Lastly, the OnSelect & DisplayMode properties of the ‘Next’ button on this screen needs to be modified. Select the button and in the OnSelect property make the proper modifications from the original logic (boxed in red) to the new logic (boxed in green):

5NextButton4

Original Logic:

Set(Regarding, TextInput3.Text);

New Logic:

UpdateIf(MessageContacts, Message = "", {Message: " regarding general inquiries</li>"});
Set(Regarding, Concat(MessageContacts, "<ul>" & EmailURL & Message & "</ul>"));

Original Logic:

ContactUser & " at " & ContactUserEmail & If(Not(IsBlank(Regarding))," regarding " & Regarding) & ". 

New Logic:

 Regarding & “

For the DisplayMode property:

DisplayMode = If(CountRows(ThoseToContact) < 2, Disabled, Edit)

The first piece of the new OnSelect functionality sets any blank user specific messages to a generic “regarding general inquires” message. It then takes the ‘MessageContacts’ collection containing the individual ‘person pieces’ of the out of office message, and concatenates them down into one long string and stores it in the Regarding variable. The latter piece of the new functionality then amends that string (Regarding) into the pre existing message generation logic. This message will be presented to the user for review on the final ‘CreateReviewScreen’.

The DisplayMode functionality ensures that a user must set at least one point of contact in their out of office message before initializing it.

Summary

Now that we have finished the extension exercise, let’s recap what we just did.

The point of this exercise was to extend the Out of Office app to allow users to set multiple points of contact in their out of office message. To do so, we created two collections: ‘ThoseToContact’ and ‘MessageContacts’. ‘ThoseToContact’ is made up of people selected from the gallery we made in our first screen. As an app user selects/deselects a person in that gallery, they are added/removed from ‘ThoseToContact’. ‘MessageContacts’ starts being built in the OnSelect property of the Next button on that same screen. It takes all of the points of contact in ‘ThoseToContact’ and creates a table where each row contains the email address of a single point of contact and an (initially) blank ‘regarding message’.

In the second screen, the blank message field gets updated by the user from the gallery. When the text value of the ‘TextInputBox’ is changed, the message field of it’s respective row in ‘MessageContacts’ is updated to reflect that change. For any regarding messages left blank, we populate it with a precanned message. Finally, we modified the logic in the Next button on this screen to concatenate ‘MessageContacts’ into a single string which we then amended to the logic which generates the full out of office message.

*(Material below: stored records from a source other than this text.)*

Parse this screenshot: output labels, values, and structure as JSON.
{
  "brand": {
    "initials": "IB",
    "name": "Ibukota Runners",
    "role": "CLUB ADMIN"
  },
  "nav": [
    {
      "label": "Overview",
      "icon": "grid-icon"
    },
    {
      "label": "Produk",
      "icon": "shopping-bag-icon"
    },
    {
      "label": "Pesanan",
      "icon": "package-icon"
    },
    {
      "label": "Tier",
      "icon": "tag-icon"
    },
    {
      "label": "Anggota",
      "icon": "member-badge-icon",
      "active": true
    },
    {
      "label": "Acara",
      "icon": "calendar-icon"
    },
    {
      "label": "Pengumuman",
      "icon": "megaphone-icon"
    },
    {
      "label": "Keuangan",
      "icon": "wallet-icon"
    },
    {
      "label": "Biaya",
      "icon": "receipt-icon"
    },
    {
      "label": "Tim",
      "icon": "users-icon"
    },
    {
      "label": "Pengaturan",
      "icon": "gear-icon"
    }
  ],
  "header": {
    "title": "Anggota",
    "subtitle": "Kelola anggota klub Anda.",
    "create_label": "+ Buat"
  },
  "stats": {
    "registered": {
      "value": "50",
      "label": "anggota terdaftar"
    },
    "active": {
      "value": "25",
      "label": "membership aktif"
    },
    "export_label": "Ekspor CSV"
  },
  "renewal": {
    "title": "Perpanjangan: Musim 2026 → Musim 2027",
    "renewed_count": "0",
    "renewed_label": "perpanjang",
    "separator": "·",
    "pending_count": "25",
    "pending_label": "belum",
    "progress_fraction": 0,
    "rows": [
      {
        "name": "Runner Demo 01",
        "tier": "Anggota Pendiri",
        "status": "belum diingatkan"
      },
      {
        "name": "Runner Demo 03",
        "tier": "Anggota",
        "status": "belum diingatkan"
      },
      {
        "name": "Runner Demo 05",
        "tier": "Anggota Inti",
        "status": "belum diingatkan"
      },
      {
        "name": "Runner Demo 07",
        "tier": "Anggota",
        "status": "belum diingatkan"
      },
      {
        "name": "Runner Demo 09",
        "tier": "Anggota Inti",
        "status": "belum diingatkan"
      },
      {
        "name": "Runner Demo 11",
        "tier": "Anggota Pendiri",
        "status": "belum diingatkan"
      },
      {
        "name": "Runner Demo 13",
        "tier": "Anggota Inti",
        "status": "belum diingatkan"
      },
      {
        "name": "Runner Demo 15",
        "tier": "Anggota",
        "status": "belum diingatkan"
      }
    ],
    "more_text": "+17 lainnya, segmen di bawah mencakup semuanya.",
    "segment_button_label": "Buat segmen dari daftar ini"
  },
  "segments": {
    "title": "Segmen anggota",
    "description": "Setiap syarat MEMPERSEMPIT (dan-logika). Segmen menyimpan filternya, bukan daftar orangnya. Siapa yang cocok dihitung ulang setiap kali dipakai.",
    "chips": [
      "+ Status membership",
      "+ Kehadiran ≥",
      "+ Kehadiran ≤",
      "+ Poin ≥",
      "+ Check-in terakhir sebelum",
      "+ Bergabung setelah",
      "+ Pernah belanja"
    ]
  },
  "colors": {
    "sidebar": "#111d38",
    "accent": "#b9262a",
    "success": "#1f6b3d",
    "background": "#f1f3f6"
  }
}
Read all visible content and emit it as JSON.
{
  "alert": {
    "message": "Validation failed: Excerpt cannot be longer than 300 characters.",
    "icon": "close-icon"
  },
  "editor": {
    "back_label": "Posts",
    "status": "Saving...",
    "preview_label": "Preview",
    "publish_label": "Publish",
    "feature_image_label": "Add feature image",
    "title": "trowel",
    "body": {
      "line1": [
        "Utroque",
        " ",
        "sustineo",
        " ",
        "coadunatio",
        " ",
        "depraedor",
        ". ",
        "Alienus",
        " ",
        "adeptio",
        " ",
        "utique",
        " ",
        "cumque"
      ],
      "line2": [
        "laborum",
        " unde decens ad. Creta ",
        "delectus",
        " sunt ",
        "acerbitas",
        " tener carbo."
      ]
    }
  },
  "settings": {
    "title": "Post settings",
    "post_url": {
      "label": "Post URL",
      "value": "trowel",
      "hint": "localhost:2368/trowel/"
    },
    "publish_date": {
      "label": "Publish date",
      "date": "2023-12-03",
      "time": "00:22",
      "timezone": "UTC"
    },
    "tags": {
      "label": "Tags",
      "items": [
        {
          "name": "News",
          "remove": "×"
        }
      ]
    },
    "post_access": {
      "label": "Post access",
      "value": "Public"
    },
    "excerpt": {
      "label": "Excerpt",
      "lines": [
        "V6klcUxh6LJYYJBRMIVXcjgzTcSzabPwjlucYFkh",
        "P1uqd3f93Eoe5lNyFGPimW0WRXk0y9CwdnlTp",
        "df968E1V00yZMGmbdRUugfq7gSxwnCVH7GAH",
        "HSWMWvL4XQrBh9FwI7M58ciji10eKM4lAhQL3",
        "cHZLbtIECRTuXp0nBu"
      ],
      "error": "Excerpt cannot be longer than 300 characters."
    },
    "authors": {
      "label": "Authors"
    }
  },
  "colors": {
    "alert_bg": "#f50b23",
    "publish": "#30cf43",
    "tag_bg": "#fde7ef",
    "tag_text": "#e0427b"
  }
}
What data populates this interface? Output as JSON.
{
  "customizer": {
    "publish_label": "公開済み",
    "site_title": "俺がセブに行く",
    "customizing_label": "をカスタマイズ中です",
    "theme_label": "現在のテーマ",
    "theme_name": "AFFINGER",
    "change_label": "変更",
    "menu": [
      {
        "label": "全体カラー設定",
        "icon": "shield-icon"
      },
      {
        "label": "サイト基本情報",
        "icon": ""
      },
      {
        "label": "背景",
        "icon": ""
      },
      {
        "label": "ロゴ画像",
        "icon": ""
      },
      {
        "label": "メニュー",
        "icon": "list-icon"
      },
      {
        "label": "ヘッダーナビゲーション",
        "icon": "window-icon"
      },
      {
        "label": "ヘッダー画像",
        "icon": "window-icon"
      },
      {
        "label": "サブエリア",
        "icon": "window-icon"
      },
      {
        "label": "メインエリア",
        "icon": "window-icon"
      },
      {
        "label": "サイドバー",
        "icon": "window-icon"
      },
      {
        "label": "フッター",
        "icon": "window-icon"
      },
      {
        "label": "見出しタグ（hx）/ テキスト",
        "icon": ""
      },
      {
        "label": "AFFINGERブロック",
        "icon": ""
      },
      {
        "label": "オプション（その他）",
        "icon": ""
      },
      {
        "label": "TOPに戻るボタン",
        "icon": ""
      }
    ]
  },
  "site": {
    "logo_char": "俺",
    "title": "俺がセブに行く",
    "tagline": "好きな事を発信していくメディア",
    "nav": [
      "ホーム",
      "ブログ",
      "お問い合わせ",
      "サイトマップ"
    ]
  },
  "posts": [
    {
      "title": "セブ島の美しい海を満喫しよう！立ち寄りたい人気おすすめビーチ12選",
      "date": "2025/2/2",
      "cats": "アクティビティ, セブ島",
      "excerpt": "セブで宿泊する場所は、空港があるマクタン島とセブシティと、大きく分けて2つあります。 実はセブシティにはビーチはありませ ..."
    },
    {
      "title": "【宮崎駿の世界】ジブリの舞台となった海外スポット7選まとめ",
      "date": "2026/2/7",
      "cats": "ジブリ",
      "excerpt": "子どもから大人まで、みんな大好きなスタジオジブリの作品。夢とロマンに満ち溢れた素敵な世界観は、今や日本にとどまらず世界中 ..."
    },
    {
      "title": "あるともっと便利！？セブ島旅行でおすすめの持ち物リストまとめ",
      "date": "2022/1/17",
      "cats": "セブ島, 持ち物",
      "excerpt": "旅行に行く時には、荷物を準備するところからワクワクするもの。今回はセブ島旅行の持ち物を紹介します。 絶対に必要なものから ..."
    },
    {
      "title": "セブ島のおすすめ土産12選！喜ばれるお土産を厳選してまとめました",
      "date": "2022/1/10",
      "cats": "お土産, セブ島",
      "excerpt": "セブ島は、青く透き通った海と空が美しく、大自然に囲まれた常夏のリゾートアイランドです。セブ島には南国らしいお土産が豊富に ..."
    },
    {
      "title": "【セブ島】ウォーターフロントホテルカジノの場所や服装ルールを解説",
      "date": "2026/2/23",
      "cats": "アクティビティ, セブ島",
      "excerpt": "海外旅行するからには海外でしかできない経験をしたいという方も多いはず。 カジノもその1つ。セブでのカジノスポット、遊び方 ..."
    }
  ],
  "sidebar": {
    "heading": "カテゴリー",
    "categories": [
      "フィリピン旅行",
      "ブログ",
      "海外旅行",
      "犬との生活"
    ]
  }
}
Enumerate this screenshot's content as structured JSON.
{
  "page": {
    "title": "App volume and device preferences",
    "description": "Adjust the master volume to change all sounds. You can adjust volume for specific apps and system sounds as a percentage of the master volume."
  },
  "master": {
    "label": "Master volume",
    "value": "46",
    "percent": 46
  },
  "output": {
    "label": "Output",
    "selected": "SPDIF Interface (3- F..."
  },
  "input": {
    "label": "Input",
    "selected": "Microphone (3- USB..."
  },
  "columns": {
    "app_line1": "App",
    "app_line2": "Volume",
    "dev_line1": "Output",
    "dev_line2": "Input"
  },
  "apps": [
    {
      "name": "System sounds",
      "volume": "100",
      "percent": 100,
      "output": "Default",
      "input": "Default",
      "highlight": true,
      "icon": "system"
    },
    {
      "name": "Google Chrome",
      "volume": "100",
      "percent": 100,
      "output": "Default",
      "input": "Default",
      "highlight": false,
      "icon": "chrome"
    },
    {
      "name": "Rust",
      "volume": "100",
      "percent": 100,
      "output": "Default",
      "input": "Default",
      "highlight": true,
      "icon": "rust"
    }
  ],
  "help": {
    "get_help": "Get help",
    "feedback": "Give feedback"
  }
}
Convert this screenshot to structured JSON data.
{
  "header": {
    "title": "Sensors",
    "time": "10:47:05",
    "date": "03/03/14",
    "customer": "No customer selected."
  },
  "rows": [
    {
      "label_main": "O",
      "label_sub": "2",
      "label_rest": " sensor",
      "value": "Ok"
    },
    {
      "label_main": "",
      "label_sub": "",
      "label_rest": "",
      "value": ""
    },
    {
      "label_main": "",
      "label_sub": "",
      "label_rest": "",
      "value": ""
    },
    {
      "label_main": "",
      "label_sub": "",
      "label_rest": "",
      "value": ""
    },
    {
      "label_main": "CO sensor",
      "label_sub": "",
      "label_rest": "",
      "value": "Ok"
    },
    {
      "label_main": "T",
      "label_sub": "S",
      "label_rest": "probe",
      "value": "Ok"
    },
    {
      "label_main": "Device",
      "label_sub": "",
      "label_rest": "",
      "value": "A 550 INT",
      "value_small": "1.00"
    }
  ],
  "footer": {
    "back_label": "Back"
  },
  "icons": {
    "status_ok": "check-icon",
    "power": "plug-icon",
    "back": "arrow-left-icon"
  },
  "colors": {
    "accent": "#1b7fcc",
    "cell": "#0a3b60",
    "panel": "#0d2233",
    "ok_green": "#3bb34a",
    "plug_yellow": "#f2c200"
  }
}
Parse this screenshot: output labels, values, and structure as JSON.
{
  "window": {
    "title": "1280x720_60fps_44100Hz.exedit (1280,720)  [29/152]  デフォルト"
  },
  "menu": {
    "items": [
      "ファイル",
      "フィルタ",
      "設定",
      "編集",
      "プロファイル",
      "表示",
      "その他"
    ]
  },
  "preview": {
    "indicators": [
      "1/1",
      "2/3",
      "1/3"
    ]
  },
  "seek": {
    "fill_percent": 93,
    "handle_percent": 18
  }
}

Notes about this modification

  • Editing your out of office message from the review screen is more complex now, due to the HTML tags. If you plan on modifying your message there, be sure that you are only editing the text between the HTML tags.
  • This extension removed the ability to search for any user within your O365 tenant and set them as your referring contact. The pattern to place this feature back into the app is a straight forward, but dense exercise. See Veronica Ward’s blog Creating A Dialog for a possible design option for creating this search screen. Otherwise, the app here contains this feature 
  • With the message as is, the formatting will be a little clunky. Feel free to add additional HTML to better format the message, or refer to this for a possible fix.